14 mayis 2014te tumblrima yazmisim..
5 yıl geçecek. gençliğinin en parlak dönemleri. hayatının belki de en eğlenceli yılları geride kalacak. aslında en parasız olduğun ama en çok keyif aldığın yılların geri de kalacak. insanların da aynen aşk gibi masum olduğuna inandığın, ama kalbin yandıkça ikisinin de masum olmadığını öğrendiğin yıllar geçecek.
5 yıl daha geçecek. kendi paranla kendi ayakların üstünde durmayı öğrendiğin yıllar olacak bunlar. yakın arkadaşların bu yıllarda birer ikişer evlenmeye başlayacak. bazen acabalar gelecek aklına. acaba gerçekten evlenmek istediler de mi evlendiler? acaba fii tarihindeki sevgilinle evlenebilir miydin veyahut mutlu olur muydun onunla? bu hayat yerine evlilik hayatı mı daha güzel olurdu? bu 5 sene seni acabalar ile boğacak. hala yaşlanmadığın için diğer bekar yaşıtlarınla cebinde paran önünde kariyerinle hayatın tadını çıkarmaya devam edeceksin. anca 30larının başında olduğun için yalnızlığın alarm seslerini duymayacaksın.
bir 5 yıl daha geçecek. belki bu yıllarda emeklerinin karşılığını alacaksın. kariyerinde gerçekten yükselmeye başlayacaksın. evlenip çoluk çocuğa karışan arkadaşlarının çocuklarını seveceksin. bir yandan çocuk ve ev derdin olmadığı için kariyerinin, özgürlüğünün keyfini süreceksin. diğer yandan bir bebeğin eve getirdiği bebek kokusunu ve mutluluğu her seferinde olabildiğince içine çekip hasret gidereceksin. muhtemelen senden umudunu kesmeyen bazı akrabaların hala sana onun oğlu veya bunun kızından bahsedecek. sense kendinden yaşça küçük kızlarla veya kariyerini oturtmuş erkeklerle gönül ilişkilerine devam edecek, hala alabiliyorken cinselliğin keyfini süreceksin.

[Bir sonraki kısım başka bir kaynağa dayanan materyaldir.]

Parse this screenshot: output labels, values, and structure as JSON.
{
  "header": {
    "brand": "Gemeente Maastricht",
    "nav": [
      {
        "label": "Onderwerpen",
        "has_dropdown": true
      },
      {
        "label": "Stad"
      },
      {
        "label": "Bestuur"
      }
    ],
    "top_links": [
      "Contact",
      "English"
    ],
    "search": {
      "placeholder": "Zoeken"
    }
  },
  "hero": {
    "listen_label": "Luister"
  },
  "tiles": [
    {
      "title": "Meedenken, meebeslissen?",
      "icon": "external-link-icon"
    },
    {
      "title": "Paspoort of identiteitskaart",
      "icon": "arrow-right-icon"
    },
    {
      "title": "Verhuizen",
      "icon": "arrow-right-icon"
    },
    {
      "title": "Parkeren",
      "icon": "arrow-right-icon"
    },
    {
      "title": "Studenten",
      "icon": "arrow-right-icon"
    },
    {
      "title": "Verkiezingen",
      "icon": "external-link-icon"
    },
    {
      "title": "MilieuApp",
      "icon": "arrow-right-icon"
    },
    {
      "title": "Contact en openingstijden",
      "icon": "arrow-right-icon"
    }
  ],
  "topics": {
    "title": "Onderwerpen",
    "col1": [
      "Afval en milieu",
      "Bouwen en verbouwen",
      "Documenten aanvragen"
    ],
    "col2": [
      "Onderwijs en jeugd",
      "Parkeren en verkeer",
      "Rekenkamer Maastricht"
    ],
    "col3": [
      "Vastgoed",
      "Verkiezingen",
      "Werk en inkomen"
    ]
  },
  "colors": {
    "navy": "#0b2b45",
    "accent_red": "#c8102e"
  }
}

sonra bir 5 yılı daha arkanda bırakacaksın. kariyer sahibi bir bekar olarak para senin için bir daha asla dert olmayacak. felsefe yada mistizme olan merakın seni farklı düşünce boyutlarına çekecek. cinsellikten eski keyfi almayacaksın. bu sebeple ki ya daha fazla insanla yatacaksın, ya da cinselliği çok daha az arayacaksın. artık 40larındasın. evlenen arkadaşlarının çoğu senden daha yaşlı gösterecek. sen özgürlüğün keyfi ile vücudunu daha genç tutabileceksin. ruhun gibi. belki ilk defa bu yıllarda arayışa gireceksin. eski enerjiniz kalmadığı ve grubun büyük çoğunluğu evlendiği için akranlarınla eskisi gibi eğlenemeyeceksin. ama senin ruhun hala genç kalacak. içindeki ateş sönmeyecek.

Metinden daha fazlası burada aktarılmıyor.